A soft hiss from The Shadow. Jark listened. From above, a noise coming lower, closer, then ending. The Shadow spoke in tones of finality.

“Your move for the machine was timely,” he commended. “It told me, at the crucial moment, that you had perfected your atomic gun. Tellert’s act was final proof of his evil scheming. I left the field to you, professor, while I dealt with Tellert, the master of these crimes.”

Something thudded softly on the roof above. A slight scraping followed.

The Shadow rose from the couch and moved toward the dim light of the opened door. Jark stared at sight of cloaked and hatted shape. The Shadow had donned the garments from the box, during Baird’s absence.

“Come, professor,” whispered The Shadow. “Show me a way to the roof.”

Jark led the course to a stairway. He and The Shadow ascended. The professor unbolted a trapdoor while The Shadow gave words of instruction.

“I know that the spoils must be here,” he stated. “Therefore, professor, you can return them to the law. Baird, Marsland and Mann were legitimate prisoners. Their stories, their testimony, will substantiate your statements. I shall inform Duncan of the facts. He will appear to give his evidence also.”

As Jark watched The Shadow step to the moonlit roof, the old professor saw the outline of an autogyro. A man was standing by the craft. It was Harry Vincent. Receiving an order from The Shadow, Harry aided his chief aboard the ship; then followed.

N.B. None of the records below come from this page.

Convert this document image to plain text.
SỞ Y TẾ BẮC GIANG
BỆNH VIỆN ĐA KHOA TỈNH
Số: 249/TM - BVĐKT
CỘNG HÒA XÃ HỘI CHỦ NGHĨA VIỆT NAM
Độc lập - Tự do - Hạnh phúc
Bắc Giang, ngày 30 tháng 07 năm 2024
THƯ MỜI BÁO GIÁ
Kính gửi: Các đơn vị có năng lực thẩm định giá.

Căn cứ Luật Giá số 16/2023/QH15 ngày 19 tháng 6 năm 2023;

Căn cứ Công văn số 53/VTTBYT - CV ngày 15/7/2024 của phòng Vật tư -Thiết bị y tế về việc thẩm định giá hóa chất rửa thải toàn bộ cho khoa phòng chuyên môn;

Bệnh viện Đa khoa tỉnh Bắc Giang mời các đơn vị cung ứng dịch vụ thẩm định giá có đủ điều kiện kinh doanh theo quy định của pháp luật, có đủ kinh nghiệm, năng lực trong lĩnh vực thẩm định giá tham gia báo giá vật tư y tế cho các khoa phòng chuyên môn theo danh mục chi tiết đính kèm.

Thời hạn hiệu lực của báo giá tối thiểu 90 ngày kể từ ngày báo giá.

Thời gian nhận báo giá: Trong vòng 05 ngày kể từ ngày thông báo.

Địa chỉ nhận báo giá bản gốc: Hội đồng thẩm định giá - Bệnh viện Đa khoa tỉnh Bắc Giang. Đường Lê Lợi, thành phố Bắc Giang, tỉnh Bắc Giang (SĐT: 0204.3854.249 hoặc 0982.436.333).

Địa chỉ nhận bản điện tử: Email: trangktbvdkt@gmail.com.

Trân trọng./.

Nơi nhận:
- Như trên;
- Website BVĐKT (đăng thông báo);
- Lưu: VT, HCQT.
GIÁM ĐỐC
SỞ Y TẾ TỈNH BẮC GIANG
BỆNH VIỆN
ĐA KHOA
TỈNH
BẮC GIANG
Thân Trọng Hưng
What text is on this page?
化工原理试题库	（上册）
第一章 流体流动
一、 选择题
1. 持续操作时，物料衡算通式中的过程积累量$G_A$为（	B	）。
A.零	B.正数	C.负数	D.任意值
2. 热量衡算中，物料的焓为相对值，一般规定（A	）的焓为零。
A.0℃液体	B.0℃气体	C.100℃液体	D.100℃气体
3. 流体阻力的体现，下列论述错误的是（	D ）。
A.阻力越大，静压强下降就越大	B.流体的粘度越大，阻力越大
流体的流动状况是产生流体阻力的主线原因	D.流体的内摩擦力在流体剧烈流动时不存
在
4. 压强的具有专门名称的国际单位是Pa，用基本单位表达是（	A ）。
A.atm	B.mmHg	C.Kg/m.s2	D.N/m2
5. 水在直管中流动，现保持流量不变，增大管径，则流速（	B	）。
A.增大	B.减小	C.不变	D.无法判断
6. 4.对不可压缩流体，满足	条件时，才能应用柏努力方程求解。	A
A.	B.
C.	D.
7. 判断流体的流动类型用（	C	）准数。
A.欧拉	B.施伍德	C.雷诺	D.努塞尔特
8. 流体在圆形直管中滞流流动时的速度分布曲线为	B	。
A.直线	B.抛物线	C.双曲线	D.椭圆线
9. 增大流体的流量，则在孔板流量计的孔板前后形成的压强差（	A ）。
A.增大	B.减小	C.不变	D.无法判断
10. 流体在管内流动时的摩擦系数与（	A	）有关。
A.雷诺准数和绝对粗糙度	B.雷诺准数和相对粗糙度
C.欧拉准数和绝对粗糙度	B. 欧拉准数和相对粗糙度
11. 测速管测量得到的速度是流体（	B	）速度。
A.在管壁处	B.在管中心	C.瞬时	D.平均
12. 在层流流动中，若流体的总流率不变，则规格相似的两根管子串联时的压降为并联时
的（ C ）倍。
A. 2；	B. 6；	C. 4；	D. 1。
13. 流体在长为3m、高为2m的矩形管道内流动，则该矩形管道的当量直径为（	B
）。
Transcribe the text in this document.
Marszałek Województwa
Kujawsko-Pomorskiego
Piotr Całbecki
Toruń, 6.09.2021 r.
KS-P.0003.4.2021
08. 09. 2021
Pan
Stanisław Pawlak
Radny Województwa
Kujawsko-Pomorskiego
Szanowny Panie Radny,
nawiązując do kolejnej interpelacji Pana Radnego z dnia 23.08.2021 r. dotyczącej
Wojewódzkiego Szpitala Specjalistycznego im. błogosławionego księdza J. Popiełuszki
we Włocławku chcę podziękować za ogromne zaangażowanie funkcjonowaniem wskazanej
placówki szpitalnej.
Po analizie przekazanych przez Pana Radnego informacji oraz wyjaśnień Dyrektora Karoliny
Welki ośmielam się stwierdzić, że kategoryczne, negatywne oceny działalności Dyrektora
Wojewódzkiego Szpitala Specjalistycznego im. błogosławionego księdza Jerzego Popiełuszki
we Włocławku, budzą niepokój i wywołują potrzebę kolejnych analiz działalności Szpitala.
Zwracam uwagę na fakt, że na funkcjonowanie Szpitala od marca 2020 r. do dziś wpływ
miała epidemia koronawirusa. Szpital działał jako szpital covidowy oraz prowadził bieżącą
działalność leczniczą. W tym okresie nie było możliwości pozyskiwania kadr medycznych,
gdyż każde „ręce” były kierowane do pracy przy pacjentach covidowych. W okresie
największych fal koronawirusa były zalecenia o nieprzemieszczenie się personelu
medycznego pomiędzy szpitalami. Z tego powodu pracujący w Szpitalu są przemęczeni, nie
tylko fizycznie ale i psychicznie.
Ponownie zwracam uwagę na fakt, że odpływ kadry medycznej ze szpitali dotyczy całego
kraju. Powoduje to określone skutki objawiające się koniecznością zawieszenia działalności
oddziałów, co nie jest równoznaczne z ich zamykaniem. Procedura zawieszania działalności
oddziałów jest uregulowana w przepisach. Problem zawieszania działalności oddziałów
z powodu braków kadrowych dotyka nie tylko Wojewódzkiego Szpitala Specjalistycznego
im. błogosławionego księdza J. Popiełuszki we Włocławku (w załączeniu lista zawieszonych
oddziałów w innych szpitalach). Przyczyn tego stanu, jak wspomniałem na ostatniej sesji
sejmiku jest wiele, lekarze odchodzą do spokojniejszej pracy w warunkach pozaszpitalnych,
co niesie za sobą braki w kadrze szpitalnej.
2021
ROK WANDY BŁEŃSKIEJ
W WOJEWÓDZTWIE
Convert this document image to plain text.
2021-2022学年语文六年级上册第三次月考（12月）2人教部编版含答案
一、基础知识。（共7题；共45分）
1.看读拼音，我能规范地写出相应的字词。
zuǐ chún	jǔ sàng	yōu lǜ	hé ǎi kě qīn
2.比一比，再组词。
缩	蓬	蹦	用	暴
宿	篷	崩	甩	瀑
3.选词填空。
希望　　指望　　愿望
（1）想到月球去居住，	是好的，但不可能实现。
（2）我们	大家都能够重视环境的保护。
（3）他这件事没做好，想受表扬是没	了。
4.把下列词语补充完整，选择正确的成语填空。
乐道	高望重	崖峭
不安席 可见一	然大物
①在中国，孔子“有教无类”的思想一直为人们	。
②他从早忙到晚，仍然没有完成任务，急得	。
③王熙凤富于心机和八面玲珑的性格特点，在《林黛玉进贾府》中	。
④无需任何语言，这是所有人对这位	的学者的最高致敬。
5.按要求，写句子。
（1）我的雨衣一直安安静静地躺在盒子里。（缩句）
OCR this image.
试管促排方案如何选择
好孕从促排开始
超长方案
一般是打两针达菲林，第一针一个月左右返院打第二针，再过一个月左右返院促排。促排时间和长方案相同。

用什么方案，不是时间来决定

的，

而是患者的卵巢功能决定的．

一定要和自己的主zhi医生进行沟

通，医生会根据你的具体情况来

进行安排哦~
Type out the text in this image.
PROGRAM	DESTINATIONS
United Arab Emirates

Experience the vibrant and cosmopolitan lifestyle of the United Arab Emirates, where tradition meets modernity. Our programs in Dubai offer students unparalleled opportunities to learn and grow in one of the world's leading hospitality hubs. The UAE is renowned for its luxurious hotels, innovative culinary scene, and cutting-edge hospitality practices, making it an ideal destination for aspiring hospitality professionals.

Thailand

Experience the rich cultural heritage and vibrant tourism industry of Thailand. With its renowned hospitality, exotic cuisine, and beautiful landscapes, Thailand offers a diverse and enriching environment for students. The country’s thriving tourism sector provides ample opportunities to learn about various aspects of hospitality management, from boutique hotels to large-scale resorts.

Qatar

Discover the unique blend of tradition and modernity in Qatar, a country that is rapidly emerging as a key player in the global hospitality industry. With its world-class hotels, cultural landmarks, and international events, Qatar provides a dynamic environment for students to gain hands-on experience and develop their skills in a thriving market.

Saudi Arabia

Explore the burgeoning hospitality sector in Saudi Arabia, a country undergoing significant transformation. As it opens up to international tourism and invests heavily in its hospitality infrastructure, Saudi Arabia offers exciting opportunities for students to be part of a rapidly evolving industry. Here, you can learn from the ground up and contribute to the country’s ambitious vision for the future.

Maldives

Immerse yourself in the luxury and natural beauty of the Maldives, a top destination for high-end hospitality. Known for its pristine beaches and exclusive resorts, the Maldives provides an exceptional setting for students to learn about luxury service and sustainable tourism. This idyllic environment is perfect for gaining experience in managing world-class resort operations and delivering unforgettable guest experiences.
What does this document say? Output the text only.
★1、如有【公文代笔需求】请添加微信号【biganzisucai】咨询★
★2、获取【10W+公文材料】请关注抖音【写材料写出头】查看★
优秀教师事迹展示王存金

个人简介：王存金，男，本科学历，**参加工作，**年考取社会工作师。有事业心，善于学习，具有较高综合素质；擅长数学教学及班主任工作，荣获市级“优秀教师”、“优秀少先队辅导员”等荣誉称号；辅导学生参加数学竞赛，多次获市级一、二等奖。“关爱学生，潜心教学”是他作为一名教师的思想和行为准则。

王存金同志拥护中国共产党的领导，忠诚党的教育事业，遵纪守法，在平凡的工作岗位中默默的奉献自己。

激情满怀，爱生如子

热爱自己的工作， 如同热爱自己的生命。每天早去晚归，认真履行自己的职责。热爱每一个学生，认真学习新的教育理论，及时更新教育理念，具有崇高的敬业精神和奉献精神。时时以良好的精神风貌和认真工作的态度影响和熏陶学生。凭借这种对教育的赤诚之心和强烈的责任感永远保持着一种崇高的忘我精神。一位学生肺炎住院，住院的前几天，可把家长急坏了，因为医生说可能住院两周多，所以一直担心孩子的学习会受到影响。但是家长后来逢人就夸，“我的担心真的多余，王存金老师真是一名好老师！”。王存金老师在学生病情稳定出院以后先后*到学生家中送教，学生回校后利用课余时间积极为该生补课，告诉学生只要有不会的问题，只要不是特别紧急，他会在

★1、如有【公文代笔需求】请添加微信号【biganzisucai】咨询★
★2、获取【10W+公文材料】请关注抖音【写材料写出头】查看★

Guided by Miles Crofton, daredevil aviator who served The Shadow, the autogyro throbbed loudly as it rolled forward. Huge vertical blades bent to their task. The ship ascended as it reached the edge of the roof. Ascending abruptly, the autogyro rose vertically above the trees.

Professor Jark watched it in the moonlight. The old professor chortled. Then, as he listened, his white hair flowing in the wind, the inventor heard the fading peal of a sinister mockery. Weird laughter reached its crescendo, then ended amid the breezes of the night.

The Shadow had brought victory. Professor Jark had cackled in jubilance at the moment of battle’s end. Now, with all completed, The Shadow was proclaiming the achievement that had been his mission. The Shadow had sounded his triumph laugh.